Transformers, particularly the GPT-2-based Transformer 1 and Transformer 2, consistently outperformed the set-based MLPs in in-distribution ICL (ID-ICL) settings, achieving closer results to the OLS model, as seen in Figure 1a and Figure 2a in both the noiseless and noisy environments. Under mild distribution shifts, transformers depicted more stable performance degradation compared to MLPs, which demonstrated more erratic behaviors. However, both architectures were found inadequate under severe distribution shifts, indicating a significant drop in their ICL capabilities.
Conclusion
Through an in-depth theoretical and experimental exploration, the analysis establishes that transformers exhibit superior performance over set-based MLPs in maintaining in-context learning abilities under mild distribution shifts, particularly demonstrated in their ability to emulate OLS regression more effectively. Although both models faltered under severe distribution shifts, transformers showed a more gradual decline.

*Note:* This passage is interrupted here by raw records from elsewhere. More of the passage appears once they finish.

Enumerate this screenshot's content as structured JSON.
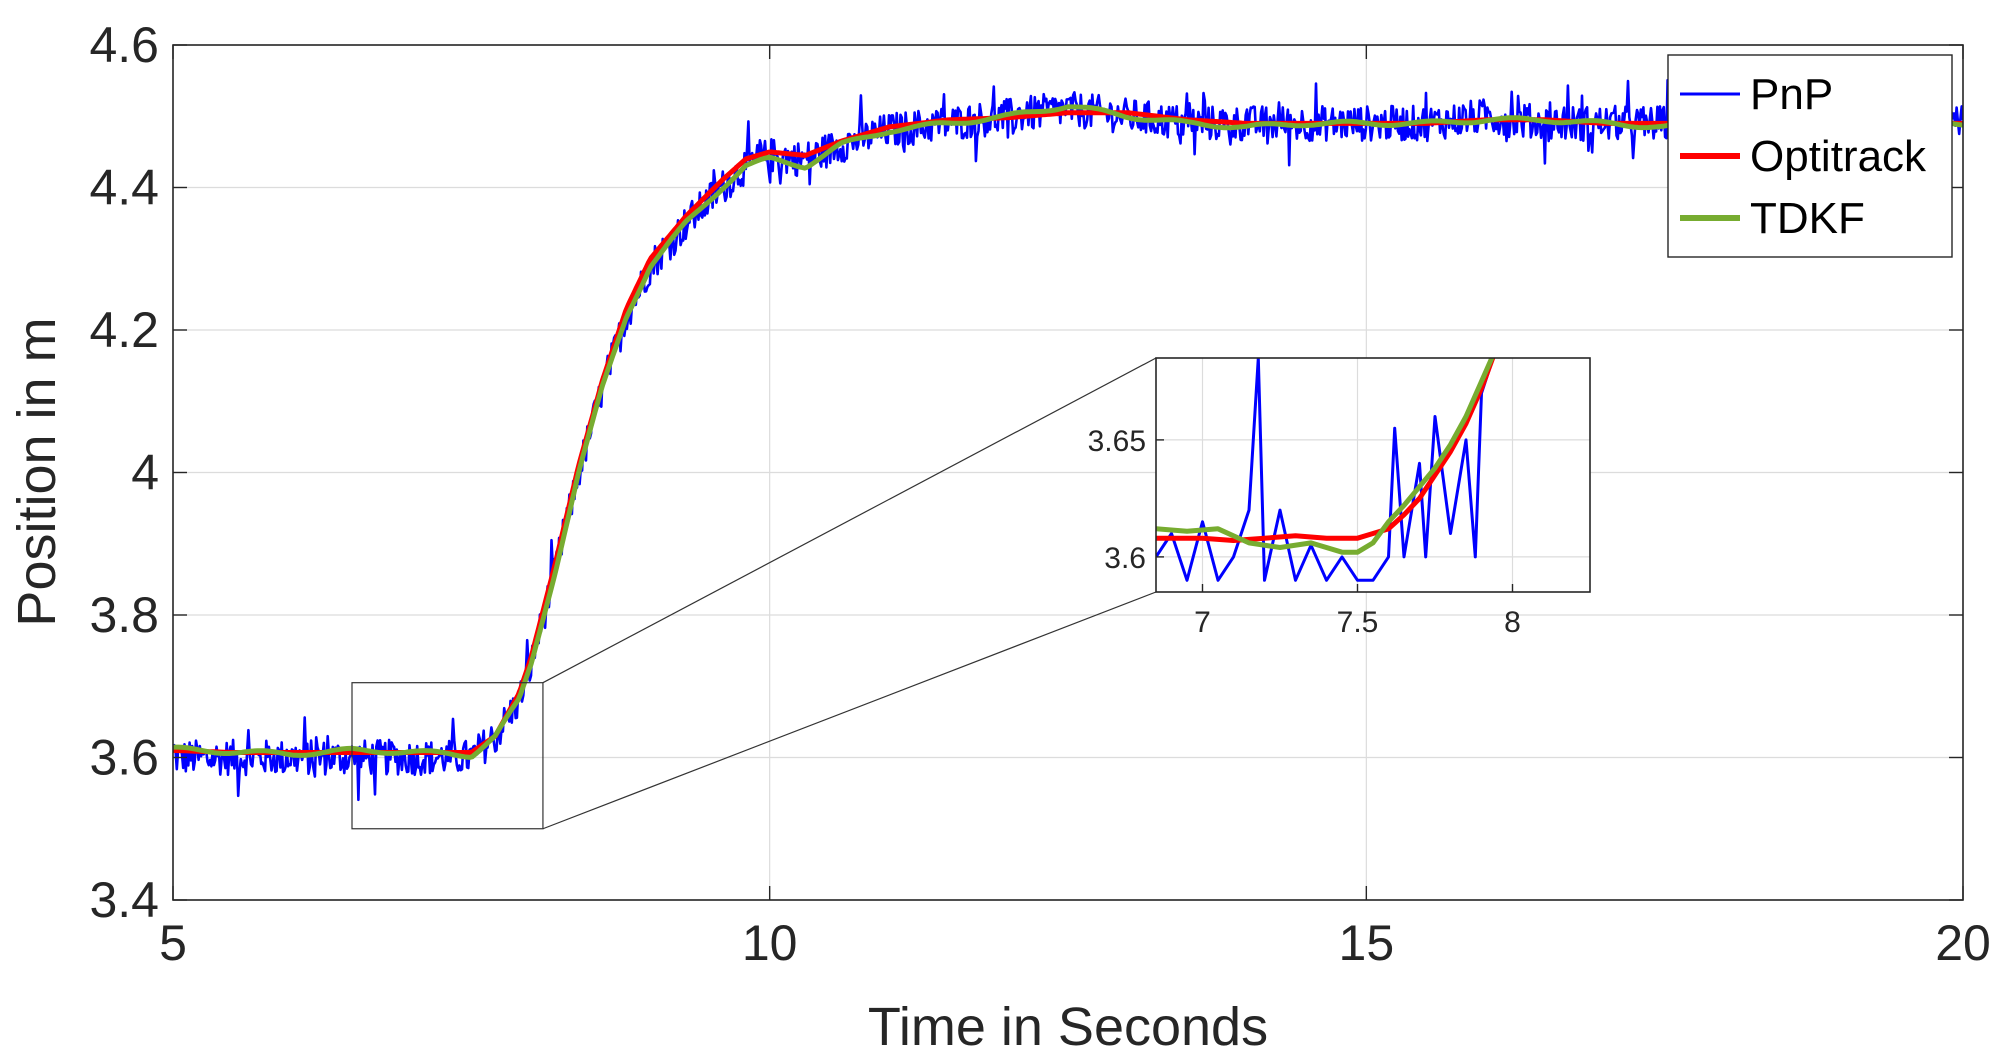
{
  "chart_data": {
    "type": "line",
    "title": "",
    "xlabel": "Time in Seconds",
    "ylabel": "Position in m",
    "xlim": [
      5,
      20
    ],
    "ylim": [
      3.4,
      4.6
    ],
    "xticks": [
      "5",
      "10",
      "15",
      "20"
    ],
    "yticks": [
      "3.4",
      "3.6",
      "3.8",
      "4",
      "4.2",
      "4.4",
      "4.6"
    ],
    "grid": true,
    "legend": "top-right",
    "series": [
      {
        "name": "PnP",
        "color": "#0000ff",
        "x": [
          5.0,
          5.5,
          6.0,
          6.5,
          7.0,
          7.5,
          7.7,
          7.9,
          8.0,
          8.2,
          8.4,
          8.6,
          8.8,
          9.0,
          9.3,
          9.6,
          9.8,
          10.0,
          10.3,
          10.6,
          11.0,
          11.5,
          12.0,
          12.5,
          13.0,
          13.5,
          14.0,
          14.5,
          15.0,
          15.5,
          16.0,
          16.5,
          17.0,
          17.5,
          18.0,
          18.5,
          19.0,
          19.5,
          20.0
        ],
        "y": [
          3.6,
          3.6,
          3.6,
          3.6,
          3.6,
          3.6,
          3.63,
          3.68,
          3.73,
          3.86,
          4.0,
          4.12,
          4.22,
          4.29,
          4.35,
          4.4,
          4.43,
          4.445,
          4.44,
          4.46,
          4.48,
          4.49,
          4.5,
          4.51,
          4.5,
          4.49,
          4.49,
          4.49,
          4.49,
          4.49,
          4.5,
          4.49,
          4.49,
          4.49,
          4.49,
          4.49,
          4.49,
          4.49,
          4.49
        ],
        "noise_amplitude": 0.025
      },
      {
        "name": "Optitrack",
        "color": "#ff0000",
        "x": [
          5.0,
          5.5,
          6.0,
          6.5,
          7.0,
          7.5,
          7.7,
          7.9,
          8.0,
          8.2,
          8.4,
          8.6,
          8.8,
          9.0,
          9.3,
          9.6,
          9.8,
          10.0,
          10.3,
          10.6,
          11.0,
          11.5,
          12.0,
          12.5,
          13.0,
          13.5,
          14.0,
          14.5,
          15.0,
          15.5,
          16.0,
          16.5,
          17.0,
          17.5,
          18.0,
          18.5,
          19.0,
          19.5,
          20.0
        ],
        "y": [
          3.61,
          3.607,
          3.607,
          3.607,
          3.607,
          3.607,
          3.63,
          3.69,
          3.74,
          3.87,
          4.01,
          4.13,
          4.23,
          4.3,
          4.36,
          4.41,
          4.44,
          4.45,
          4.445,
          4.465,
          4.485,
          4.495,
          4.498,
          4.505,
          4.505,
          4.495,
          4.49,
          4.49,
          4.49,
          4.49,
          4.495,
          4.495,
          4.49,
          4.49,
          4.49,
          4.49,
          4.49,
          4.49,
          4.49
        ]
      },
      {
        "name": "TDKF",
        "color": "#77ac30",
        "x": [
          5.0,
          5.5,
          6.0,
          6.5,
          7.0,
          7.5,
          7.7,
          7.9,
          8.0,
          8.2,
          8.4,
          8.6,
          8.8,
          9.0,
          9.3,
          9.6,
          9.8,
          10.0,
          10.3,
          10.6,
          11.0,
          11.5,
          12.0,
          12.5,
          13.0,
          13.5,
          14.0,
          14.5,
          15.0,
          15.5,
          16.0,
          16.5,
          17.0,
          17.5,
          18.0,
          18.5,
          19.0,
          19.5,
          20.0
        ],
        "y": [
          3.612,
          3.608,
          3.605,
          3.61,
          3.608,
          3.603,
          3.63,
          3.68,
          3.73,
          3.86,
          4.0,
          4.12,
          4.22,
          4.29,
          4.35,
          4.4,
          4.43,
          4.44,
          4.43,
          4.46,
          4.48,
          4.49,
          4.5,
          4.515,
          4.5,
          4.49,
          4.485,
          4.49,
          4.49,
          4.49,
          4.495,
          4.495,
          4.49,
          4.485,
          4.49,
          4.49,
          4.49,
          4.49,
          4.49
        ]
      }
    ],
    "inset": {
      "xlim": [
        6.85,
        8.25
      ],
      "ylim": [
        3.585,
        3.685
      ],
      "xticks": [
        "7",
        "7.5",
        "8"
      ],
      "yticks": [
        "3.6",
        "3.65"
      ],
      "grid": true,
      "zoom_region": {
        "x": [
          6.5,
          8.1
        ],
        "y": [
          3.5,
          3.705
        ]
      },
      "series": [
        {
          "name": "PnP",
          "x": [
            6.85,
            6.9,
            6.95,
            7.0,
            7.05,
            7.1,
            7.15,
            7.18,
            7.2,
            7.25,
            7.3,
            7.35,
            7.4,
            7.45,
            7.5,
            7.55,
            7.6,
            7.62,
            7.65,
            7.7,
            7.72,
            7.75,
            7.8,
            7.85,
            7.88,
            7.9,
            7.95
          ],
          "y": [
            3.6,
            3.61,
            3.59,
            3.615,
            3.59,
            3.6,
            3.62,
            3.685,
            3.59,
            3.62,
            3.59,
            3.605,
            3.59,
            3.6,
            3.59,
            3.59,
            3.6,
            3.655,
            3.6,
            3.64,
            3.6,
            3.66,
            3.61,
            3.65,
            3.6,
            3.67,
            3.69
          ]
        },
        {
          "name": "Optitrack",
          "x": [
            6.85,
            7.0,
            7.1,
            7.2,
            7.3,
            7.4,
            7.5,
            7.55,
            7.6,
            7.65,
            7.7,
            7.75,
            7.8,
            7.85,
            7.9,
            7.95
          ],
          "y": [
            3.608,
            3.608,
            3.607,
            3.608,
            3.609,
            3.608,
            3.608,
            3.61,
            3.612,
            3.618,
            3.625,
            3.635,
            3.645,
            3.657,
            3.672,
            3.69
          ]
        },
        {
          "name": "TDKF",
          "x": [
            6.85,
            6.95,
            7.05,
            7.15,
            7.25,
            7.35,
            7.45,
            7.5,
            7.55,
            7.6,
            7.65,
            7.7,
            7.75,
            7.8,
            7.85,
            7.9,
            7.95
          ],
          "y": [
            3.612,
            3.611,
            3.612,
            3.606,
            3.604,
            3.606,
            3.602,
            3.602,
            3.606,
            3.615,
            3.622,
            3.63,
            3.638,
            3.648,
            3.66,
            3.675,
            3.69
          ]
        }
      ]
    }
  }
}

Future endeavors should focus on dissecting the factors contributing to the superior ICL performance of transformers, potentially considering variations in model architecture, optimization processes, and other inductive biases. Exploring these components could yield significant insights into the generalization abilities of these models under different algorithmic scopes and distributional shifts. Understanding such dimensions holds the potential to enhance future LLMs' capacity to effectively and safely handle a broader range of real-world applications and emergent tasks.